Деметра кусает губы, чтобы не дать прорваться горькому вою. Ломает пальцы — не дать им вцепиться в плечо ее единственной дочери, встряхнуть, спросить…
Дочь сама не своя вот уже месяц, с возвращения из подземного мира. То вся светится счастьем свидания с землёй, охотно раздаривает весну направо-налево — а то вдруг начнёт рыдать у себя в покоях. Мать обходит стороной, как зверя дикого. Спрашивала у нимф-подружек — так что с них взять, балаболок, они только и заметили, что «Да-да, она теперь очень много смеётся, радостная! Только — ой! Точно, она ещё и плачет иногда. То есть, почти каждый день. И меньше танцует, а только сидит, смотрит, улыбается странно…»
По утрам у дочери наигранная улыбка и опухшие глаза. И вечное: «Мама, я пойду? Да?» Кора, любимое, нежное, единственное дитя — утекает водой сквозь пальцы… Из-за него — кто б сомневался, что из-за него. Гера верно говорит: если что-то случается, стало быть, он руку и приложил, кто ещё?
А ведь я его выловлю, — думает Деметра, сжимая сильные, гибкие пальцы.
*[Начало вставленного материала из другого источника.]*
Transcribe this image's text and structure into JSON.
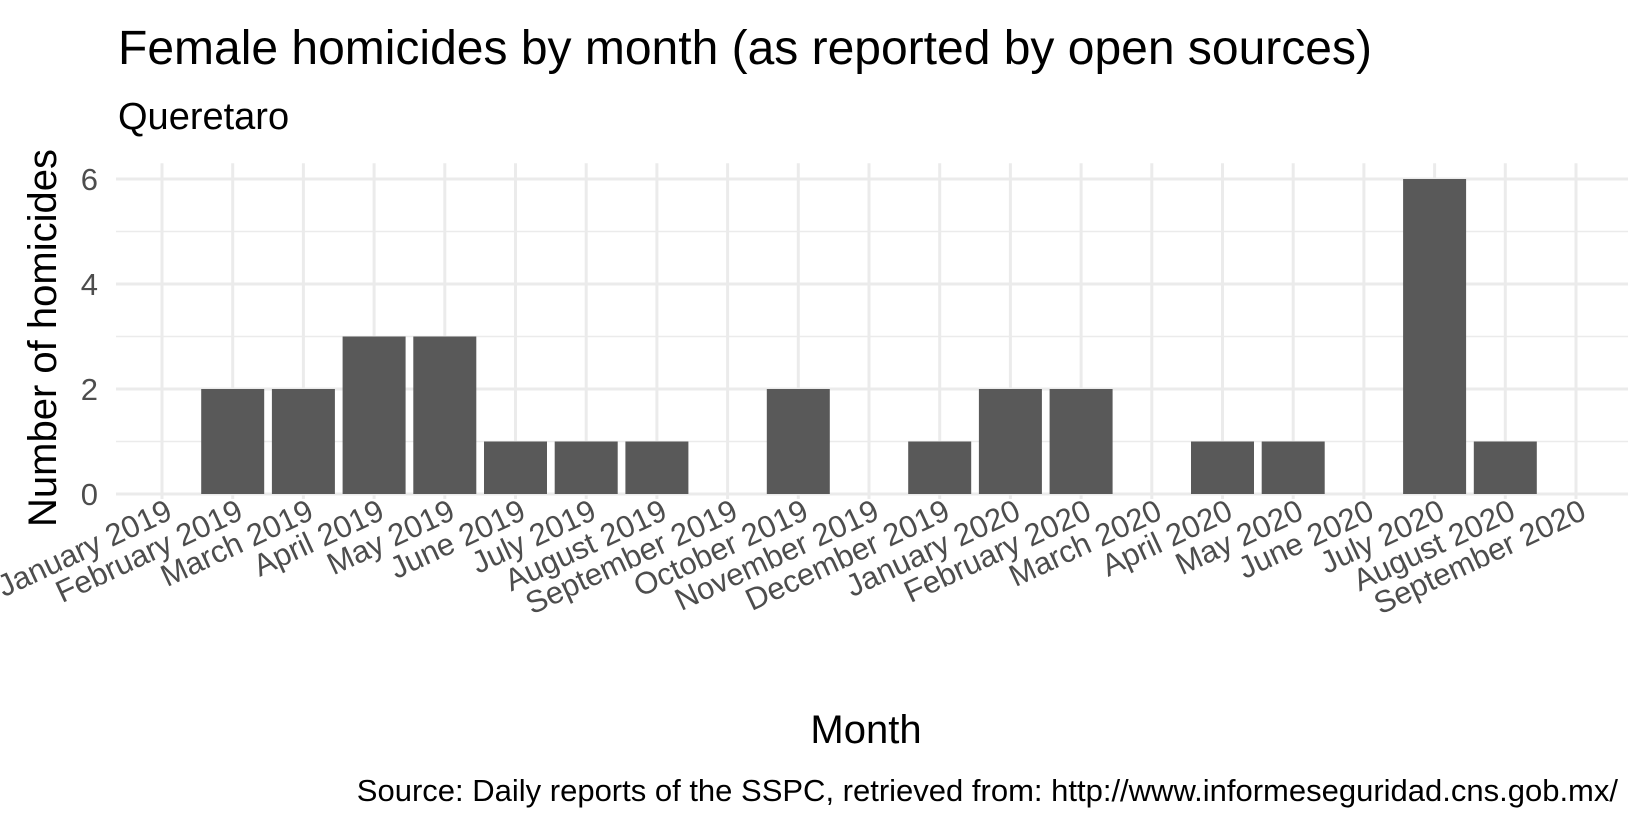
{
  "chart_data": {
    "type": "bar",
    "title": "Female homicides by month (as reported by open sources)",
    "subtitle": "Queretaro",
    "xlabel": "Month",
    "ylabel": "Number of homicides",
    "caption": "Source: Daily reports of the SSPC, retrieved from: http://www.informeseguridad.cns.gob.mx/",
    "categories": [
      "January 2019",
      "February 2019",
      "March 2019",
      "April 2019",
      "May 2019",
      "June 2019",
      "July 2019",
      "August 2019",
      "September 2019",
      "October 2019",
      "November 2019",
      "December 2019",
      "January 2020",
      "February 2020",
      "March 2020",
      "April 2020",
      "May 2020",
      "June 2020",
      "July 2020",
      "August 2020",
      "September 2020"
    ],
    "values": [
      0,
      2,
      2,
      3,
      3,
      1,
      1,
      1,
      0,
      2,
      0,
      1,
      2,
      2,
      0,
      1,
      1,
      0,
      6,
      1,
      0
    ],
    "ylim": [
      0,
      6.3
    ],
    "yticks": [
      "0",
      "2",
      "4",
      "6"
    ],
    "grid": true,
    "legend": "none",
    "bar_color": "#595959",
    "grid_color": "#ebebeb"
  }
}
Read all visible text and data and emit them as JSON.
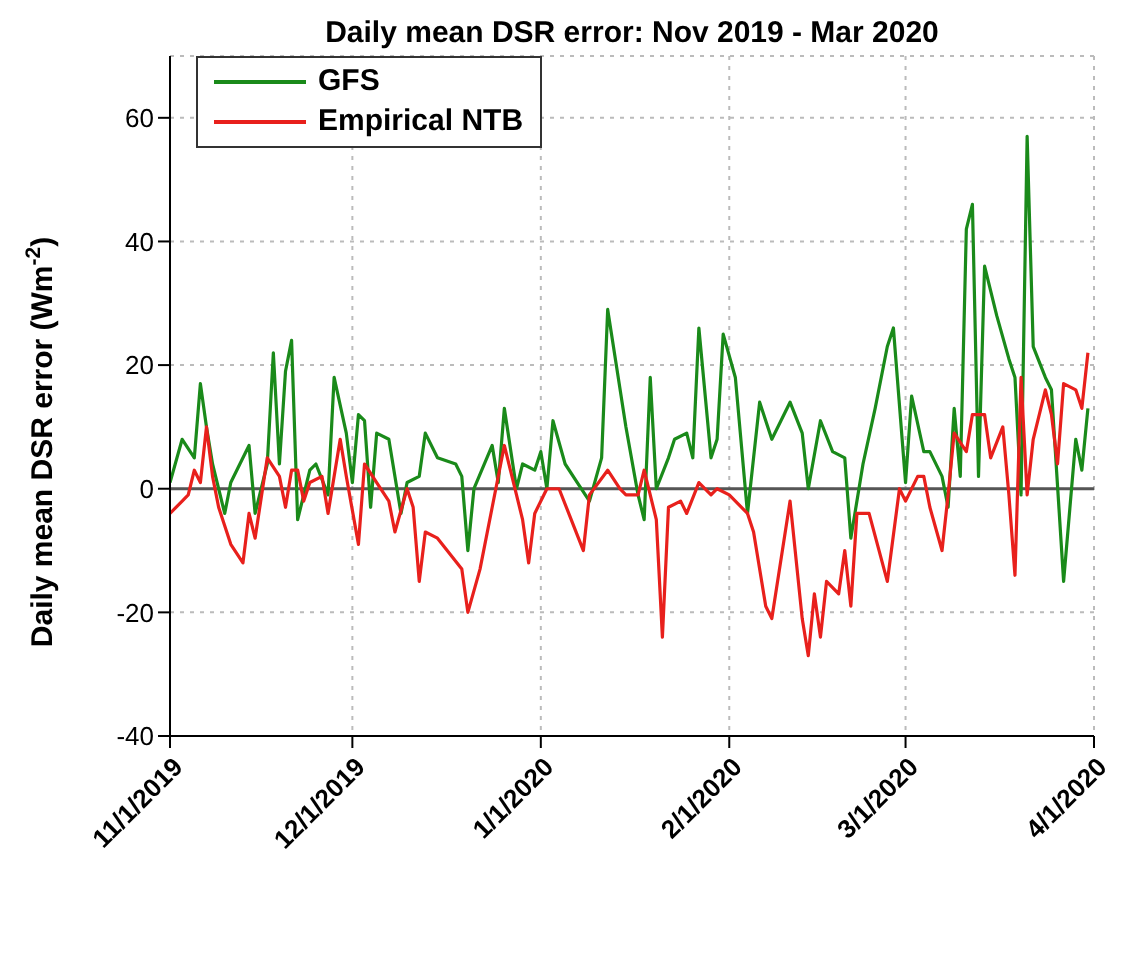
{
  "chart_data": {
    "type": "line",
    "title": "Daily mean DSR error: Nov 2019 - Mar 2020",
    "ylabel": "Daily mean DSR error (Wm$^{-2}$)",
    "xlim": [
      "2019-11-01",
      "2020-04-01"
    ],
    "xticks": [
      {
        "value": "2019-11-01",
        "label": "11/1/2019"
      },
      {
        "value": "2019-12-01",
        "label": "12/1/2019"
      },
      {
        "value": "2020-01-01",
        "label": "1/1/2020"
      },
      {
        "value": "2020-02-01",
        "label": "2/1/2020"
      },
      {
        "value": "2020-03-01",
        "label": "3/1/2020"
      },
      {
        "value": "2020-04-01",
        "label": "4/1/2020"
      }
    ],
    "ylim": [
      -40,
      70
    ],
    "yticks": [
      -40,
      -20,
      0,
      20,
      40,
      60
    ],
    "grid": true,
    "legend": "top left",
    "line_style": "solid",
    "ref_lines": [
      {
        "axis": "y",
        "value": 0,
        "color": "#555555"
      }
    ],
    "series": [
      {
        "name": "GFS",
        "color": "#1a8a1a",
        "x": [
          "2019-11-01",
          "2019-11-03",
          "2019-11-05",
          "2019-11-06",
          "2019-11-07",
          "2019-11-08",
          "2019-11-10",
          "2019-11-11",
          "2019-11-13",
          "2019-11-14",
          "2019-11-15",
          "2019-11-17",
          "2019-11-18",
          "2019-11-19",
          "2019-11-20",
          "2019-11-21",
          "2019-11-22",
          "2019-11-24",
          "2019-11-25",
          "2019-11-27",
          "2019-11-28",
          "2019-11-30",
          "2019-12-01",
          "2019-12-02",
          "2019-12-03",
          "2019-12-04",
          "2019-12-05",
          "2019-12-07",
          "2019-12-09",
          "2019-12-10",
          "2019-12-12",
          "2019-12-13",
          "2019-12-15",
          "2019-12-18",
          "2019-12-19",
          "2019-12-20",
          "2019-12-21",
          "2019-12-24",
          "2019-12-25",
          "2019-12-26",
          "2019-12-28",
          "2019-12-29",
          "2019-12-31",
          "2020-01-01",
          "2020-01-02",
          "2020-01-03",
          "2020-01-05",
          "2020-01-07",
          "2020-01-09",
          "2020-01-11",
          "2020-01-12",
          "2020-01-15",
          "2020-01-17",
          "2020-01-18",
          "2020-01-19",
          "2020-01-20",
          "2020-01-22",
          "2020-01-23",
          "2020-01-25",
          "2020-01-26",
          "2020-01-27",
          "2020-01-29",
          "2020-01-30",
          "2020-01-31",
          "2020-02-02",
          "2020-02-04",
          "2020-02-06",
          "2020-02-08",
          "2020-02-11",
          "2020-02-13",
          "2020-02-14",
          "2020-02-16",
          "2020-02-18",
          "2020-02-20",
          "2020-02-21",
          "2020-02-23",
          "2020-02-25",
          "2020-02-27",
          "2020-02-28",
          "2020-03-01",
          "2020-03-02",
          "2020-03-04",
          "2020-03-05",
          "2020-03-07",
          "2020-03-08",
          "2020-03-09",
          "2020-03-10",
          "2020-03-11",
          "2020-03-12",
          "2020-03-13",
          "2020-03-14",
          "2020-03-16",
          "2020-03-18",
          "2020-03-19",
          "2020-03-20",
          "2020-03-21",
          "2020-03-22",
          "2020-03-24",
          "2020-03-25",
          "2020-03-27",
          "2020-03-29",
          "2020-03-30",
          "2020-03-31"
        ],
        "values": [
          1,
          8,
          5,
          17,
          10,
          4,
          -4,
          1,
          5,
          7,
          -4,
          4,
          22,
          4,
          19,
          24,
          -5,
          3,
          4,
          -1,
          18,
          9,
          1,
          12,
          11,
          -3,
          9,
          8,
          -4,
          1,
          2,
          9,
          5,
          4,
          2,
          -10,
          0,
          7,
          1,
          13,
          0,
          4,
          3,
          6,
          0,
          11,
          4,
          1,
          -2,
          5,
          29,
          10,
          -1,
          -5,
          18,
          0,
          5,
          8,
          9,
          5,
          26,
          5,
          8,
          25,
          18,
          -4,
          14,
          8,
          14,
          9,
          0,
          11,
          6,
          5,
          -8,
          4,
          13,
          23,
          26,
          1,
          15,
          6,
          6,
          2,
          -3,
          13,
          2,
          42,
          46,
          2,
          36,
          28,
          21,
          18,
          -1,
          57,
          23,
          18,
          16,
          -15,
          8,
          3,
          13
        ]
      },
      {
        "name": "Empirical NTB",
        "color": "#e8201c",
        "x": [
          "2019-11-01",
          "2019-11-03",
          "2019-11-04",
          "2019-11-05",
          "2019-11-06",
          "2019-11-07",
          "2019-11-08",
          "2019-11-09",
          "2019-11-11",
          "2019-11-13",
          "2019-11-14",
          "2019-11-15",
          "2019-11-17",
          "2019-11-19",
          "2019-11-20",
          "2019-11-21",
          "2019-11-22",
          "2019-11-23",
          "2019-11-24",
          "2019-11-26",
          "2019-11-27",
          "2019-11-29",
          "2019-11-30",
          "2019-12-02",
          "2019-12-03",
          "2019-12-05",
          "2019-12-07",
          "2019-12-08",
          "2019-12-10",
          "2019-12-11",
          "2019-12-12",
          "2019-12-13",
          "2019-12-15",
          "2019-12-19",
          "2019-12-20",
          "2019-12-22",
          "2019-12-24",
          "2019-12-26",
          "2019-12-28",
          "2019-12-29",
          "2019-12-30",
          "2019-12-31",
          "2020-01-02",
          "2020-01-04",
          "2020-01-06",
          "2020-01-08",
          "2020-01-09",
          "2020-01-12",
          "2020-01-14",
          "2020-01-15",
          "2020-01-17",
          "2020-01-18",
          "2020-01-20",
          "2020-01-21",
          "2020-01-22",
          "2020-01-24",
          "2020-01-25",
          "2020-01-27",
          "2020-01-29",
          "2020-01-30",
          "2020-02-01",
          "2020-02-04",
          "2020-02-05",
          "2020-02-07",
          "2020-02-08",
          "2020-02-11",
          "2020-02-13",
          "2020-02-14",
          "2020-02-15",
          "2020-02-16",
          "2020-02-17",
          "2020-02-19",
          "2020-02-20",
          "2020-02-21",
          "2020-02-22",
          "2020-02-24",
          "2020-02-27",
          "2020-02-29",
          "2020-03-01",
          "2020-03-03",
          "2020-03-04",
          "2020-03-05",
          "2020-03-07",
          "2020-03-08",
          "2020-03-09",
          "2020-03-11",
          "2020-03-12",
          "2020-03-14",
          "2020-03-15",
          "2020-03-17",
          "2020-03-18",
          "2020-03-19",
          "2020-03-20",
          "2020-03-21",
          "2020-03-22",
          "2020-03-24",
          "2020-03-25",
          "2020-03-26",
          "2020-03-27",
          "2020-03-29",
          "2020-03-30",
          "2020-03-31"
        ],
        "values": [
          -4,
          -2,
          -1,
          3,
          1,
          10,
          2,
          -3,
          -9,
          -12,
          -4,
          -8,
          5,
          2,
          -3,
          3,
          3,
          -2,
          1,
          2,
          -4,
          8,
          2,
          -9,
          4,
          1,
          -2,
          -7,
          0,
          -3,
          -15,
          -7,
          -8,
          -13,
          -20,
          -13,
          -3,
          7,
          -1,
          -5,
          -12,
          -4,
          0,
          0,
          -5,
          -10,
          -1,
          3,
          0,
          -1,
          -1,
          3,
          -5,
          -24,
          -3,
          -2,
          -4,
          1,
          -1,
          0,
          -1,
          -4,
          -7,
          -19,
          -21,
          -2,
          -21,
          -27,
          -17,
          -24,
          -15,
          -17,
          -10,
          -19,
          -4,
          -4,
          -15,
          0,
          -2,
          2,
          2,
          -3,
          -10,
          -1,
          9,
          6,
          12,
          12,
          5,
          10,
          -1,
          -14,
          18,
          -1,
          8,
          16,
          12,
          4,
          17,
          16,
          13,
          22
        ]
      }
    ]
  }
}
Идёт по светлым, увитым зеленью покоям, а кажется — что по темным переходам того, чужого мира. Нужно будет — и спущусь, думает Деметра. Шлем не поможет — за горло схвачу. Тогда, в кромешном ужасе той свадьбы, когда Кора до хрипоты рыдала неделями — тогда меня держали Афина, и Гера, и Артемида еще была, кажется. Всё шептали глупое — про волю Зевса, закон какой-то, наказания… И я сама была оглушена своим горем, но теперь — другое, и пусть он хоть три сотни раз имеет право, пусть — муж, царь, клятва с гранатом, но за дочку я его…
Цветы в её любимом покое приувяли — вот первое, что бросилось в глаза. Алые розы, увивавшие стены, почернели лепестками, будто их коснулось безжалостное, ледяное дыхание. Видела я такое, — мелькнуло в голове у Деметры, пока она смотрела на огонь. Тот не желал сворачиваться в очаге домашним рыжим зверьком — метался диким, багряным хищником.